The Huffington Post notes that restaurant chains have suffered since consumers take more care in the way they spend their money. Red Lobster has 705 restaurants in the U.S. and Canada, and the restaurant chains fiscal 2013 sales were about $2.6 billion.
Darden Chairman and CEO Clarence Otis said Red Lobster has been unable to capture high-income customers unlike its other restaurants. Otis believes a separation from the company will give Red Lobster the opportunity to focus more on its audience.

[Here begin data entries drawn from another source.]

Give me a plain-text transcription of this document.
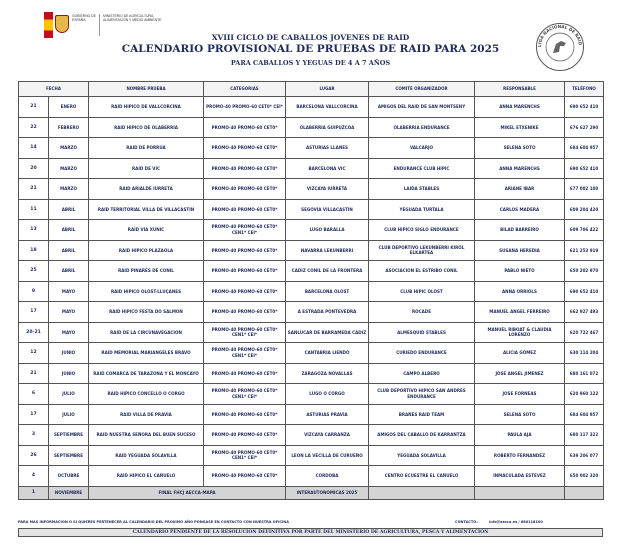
GOBIERNO DE ESPAÑA
MINISTERIO DE AGRICULTURA, ALIMENTACIÓN Y MEDIO AMBIENTE
LIGA NACIONAL DE RAID
XVIII CICLO DE CABALLOS JOVENES DE RAID
CALENDARIO PROVISIONAL DE PRUEBAS DE RAID PARA 2025
PARA CABALLOS Y YEGUAS DE 4 A 7 AÑOS
FECHA		NOMBRE PRUEBA	CATEGORIAS	LUGAR	COMITÉ ORGANIZADOR	RESPONSABLE	TELÉFONO
21	ENERO	RAID HIPICO DE VALLCORCINA	PROMO-40 PROMO-60 CET0* CEI*	BARCELONA VALLCORCINA	AMIGOS DEL RAID DE SAN MONTSENY	ANNA MARENCHS	690 652 410
22	FEBRERO	RAID HIPICO DE OLABERRIA	PROMO-40 PROMO-60 CET0*	OLABERRIA GUIPUZCOA	OLABERRIA ENDURANCE	MIKEL ETXENIKE	676 627 290
14	MARZO	RAID DE PORRUA	PROMO-40 PROMO-60 CET0*	ASTURIAS LLANES	VALCARJO	SELENA SOTO	684 604 957
20	MARZO	RAID DE VIC	PROMO-40 PROMO-60 CET0*	BARCELONA VIC	ENDURANCE CLUB HIPIC	ANNA MARENCHS	690 652 410
21	MARZO	RAID ARIALDE IURRETA	PROMO-40 PROMO-60 CET0*	VIZCAYA IURRETA	LAIDA STABLES	ARIANE IBAR	677 002 100
11	ABRIL	RAID TERRITORIAL VILLA DE VILLACASTIN	PROMO-40 PROMO-60 CET0*	SEGOVIA VILLACASTIN	YEGUADA TURTALA	CARLOS MADERA	609 204 420
13	ABRIL	RAID VIA XUNIC	PROMO-40 PROMO-60 CET0* CEN1* CEI*	LUGO BARALLA	CLUB HIPICO SIGLO ENDURANCE	BILAD BARREIRO	609 706 422
18	ABRIL	RAID HIPICO PLAZAOLA	PROMO-40 PROMO-60 CET0*	NAVARRA LEKUNBERRI	CLUB DEPORTIVO LEKUNBERRI KIROL ELKARTEA	SUSANA HEREDIA	621 253 919
25	ABRIL	RAID PINARES DE CONIL	PROMO-40 PROMO-60 CET0*	CADIZ CONIL DE LA FRONTERA	ASOCIACION EL ESTRIBO CONIL	PABLO NIETO	650 202 970
9	MAYO	RAID HIPICO OLOST-LLUÇANES	PROMO-40 PROMO-60 CET0*	BARCELONA OLOST	CLUB HIPIC OLOST	ANNA ORRIOLS	690 652 410
17	MAYO	RAID HIPICO FESTA DO SALMON	PROMO-40 PROMO-60 CET0*	A ESTRADA PONTEVEDRA	ROCADE	MANUEL ANGEL FERREIRO	662 927 493
20-21	MAYO	RAID DE LA CIRCUNAVEGACION	PROMO-40 PROMO-60 CET0* CEN1* CEI*	SANLUCAR DE BARRAMEDA CADIZ	ALMESQUID STABLES	MANUEL RIBOAT & CLAUDIA LORENZO	620 722 467
12	JUNIO	RAID MEMORIAL MARIANGELES BRAVO	PROMO-40 PROMO-60 CET0* CEN1* CEI*	CANTABRIA LIENDO	CURIEDO ENDURANCE	ALICIA GÓMEZ	630 114 204
21	JUNIO	RAID COMARCA DE TARAZONA Y EL MONCAYO	PROMO-40 PROMO-60 CET0*	ZARAGOZA NOVALLAS	CAMPO ALBERO	JOSE ANGEL JIMENEZ	680 161 072
6	JULIO	RAID HIPICO CONCELLO O CORGO	PROMO-40 PROMO-60 CET0* CEN1* CEI*	LUGO O CORGO	CLUB DEPORTIVO HIPICO SAN ANDRES ENDURANCE	JOSE FORNEAS	620 960 122
17	JULIO	RAID VILLA DE PRAVIA	PROMO-40 PROMO-60 CET0*	ASTURIAS PRAVIA	BRAÑES RAID TEAM	SELENA SOTO	684 604 957
3	SEPTIEMBRE	RAID NUESTRA SEÑORA DEL BUEN SUCESO	PROMO-40 PROMO-60 CET0*	VIZCAYA CARRANZA	AMIGOS DEL CABALLO DE KARRANTZA	PAULA AJA	680 117 322
26	SEPTIEMBRE	RAID YEGUADA SOLAVILLA	PROMO-40 PROMO-60 CET0* CEN1* CEI*	LEON LA VECILLA DE CURUEÑO	YEGUADA SOLAVILLA	ROBERTO FERNANDEZ	639 206 077
4	OCTUBRE	RAID HIPICO EL CAÑUELO	PROMO-40 PROMO-60 CET0*	CORDOBA	CENTRO ECUESTRE EL CAÑUELO	INMACULADA ESTEVEZ	650 002 320
1	NOVIEMBRE	FINAL FHCJ AECCA-MAPA		INTERAUTONOMICAS 2025			
PARA MAS INFORMACION O SI QUIERES PERTENECER AL CALENDARIO DEL PROXIMO AÑO PONGASE EN CONTACTO CON NUESTRA OFICINA	CONTACTO:	info@aecca.es / 680118100
CALENDARIO PENDIENTE DE LA RESOLUCION DEFINITIVA POR PARTE DEL MINISTERIO DE AGRICULTURA, PESCA Y ALIMENTACION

According to the LA Times, investment firm Barington Capital LP recommended that Darden split into two separate companies. The firm, which represents a group holding more than 2 percent of Darden stock, said they should have one company housing Olive Garden and Red Lobster and the other housing its remaining brands. The contents of the proposal were made public in October.
Darden anticipates that after separating from Red Lobster, it will be able to report higher restaurant sales as well as new restaurant sales. Darden’s board need to approve the Red Lobster separation, but it does not require a shareholder vote. If it is approved, the separation will occur in 2015.